Anybody who knows me will tell you… I avoid horror films like most people avoid expired milk. So naturally I approached Together with my guard up, expecting little more than some blood and gore, cheap scare tactics, and the odd well-timed jump to keep me awake. Yet within thirty minutes, I knew this was something different — something with far more to chew on than the trailers would have you believe.
Michael Shanks’s feature film debut (and final graduation from YouTube) doesn’t just avoid the worst horror clichés — it completely subverts the genre. Yes, there’s the inevitable body horror, but instead of using gore as the punchline, the film uses it as a metaphor. Here, horror is the language through which we explore something far more unsettling, and I daresay relatable: the slow erosion of a stagnating relationship.

The premise is deceptively simple. Millie (Alison Brie), a grounded English teacher, and Tim (Dave Franco), a musician whose career is circling the drain, move to the countryside for her new job. The cracks in their relationship are already showing. Their intimacy has vanished as Tim is left reeling from unresolved emotional trauma, resentment is creeping in, and both are quietly wondering if “I love you” has morphed into “I’ve grown used to you.”

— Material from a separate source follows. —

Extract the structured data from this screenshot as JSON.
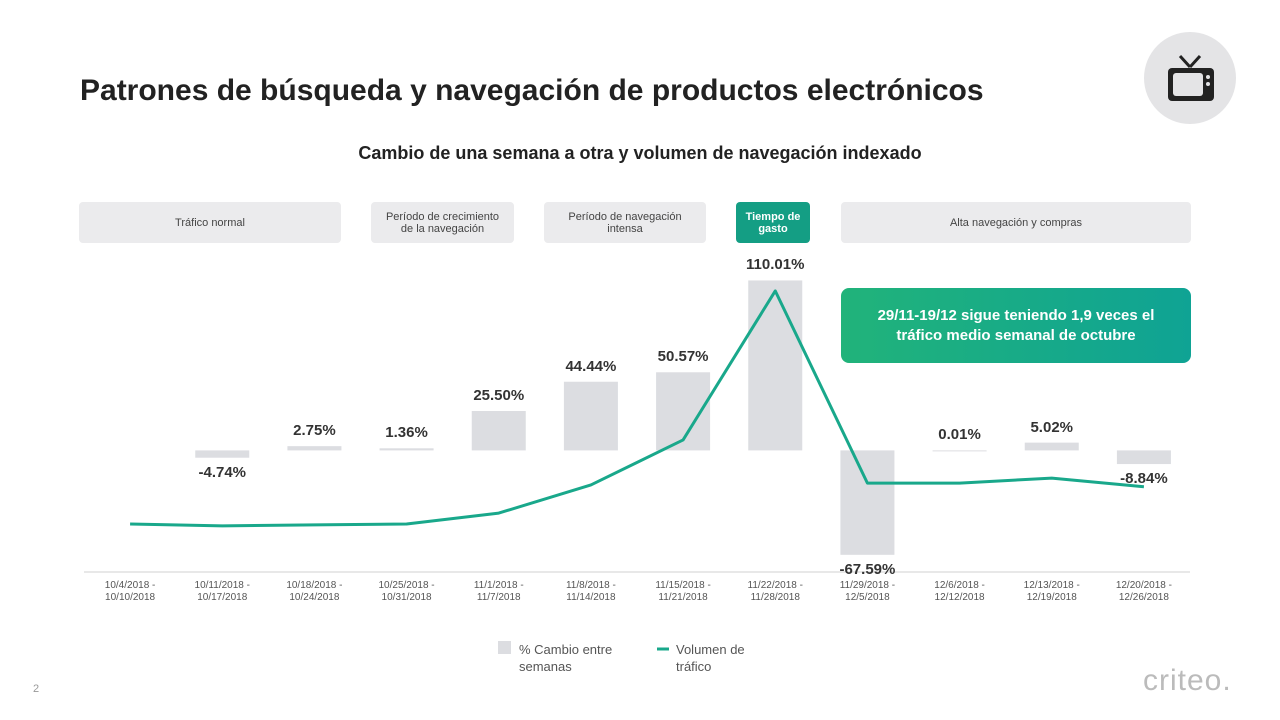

Following an exploratory hike-gone-wrong in the woods surrounding their new home, Millie and Tim wake up to find their bodies literally beginning to fuse together. What begins as absurdly funny quickly becomes deeply uncomfortable — a physical manifestation of emotional co-dependency. The genius of Together lies in how it takes this grotesque setup and uses it to pose uncomfortable, relatable questions about love. The film’s real fear factor comes from recognising your own relationship history (or present) in Tim and Millie’s mess.

The performances are pitch-perfect. Brie and Franco’s real-life chemistry makes their fictional dynamic all the more believable. Their comedic instincts add levity without undermining the tension, and their physical performances sell every tangled, squirm-inducing moment in what feels like a kind of couples’ therapy wrapped in a grotesque fairy tale.
Together isn’t just another horror film. It’s a relationship drama, a dark comedy, and a surprisingly moving meditation on love, dependency, and the choice to either change, leave, or accept. For someone who doesn’t like horror, I left the cinema not only impressed, but with a renewed respect for what can be achieved with the genre.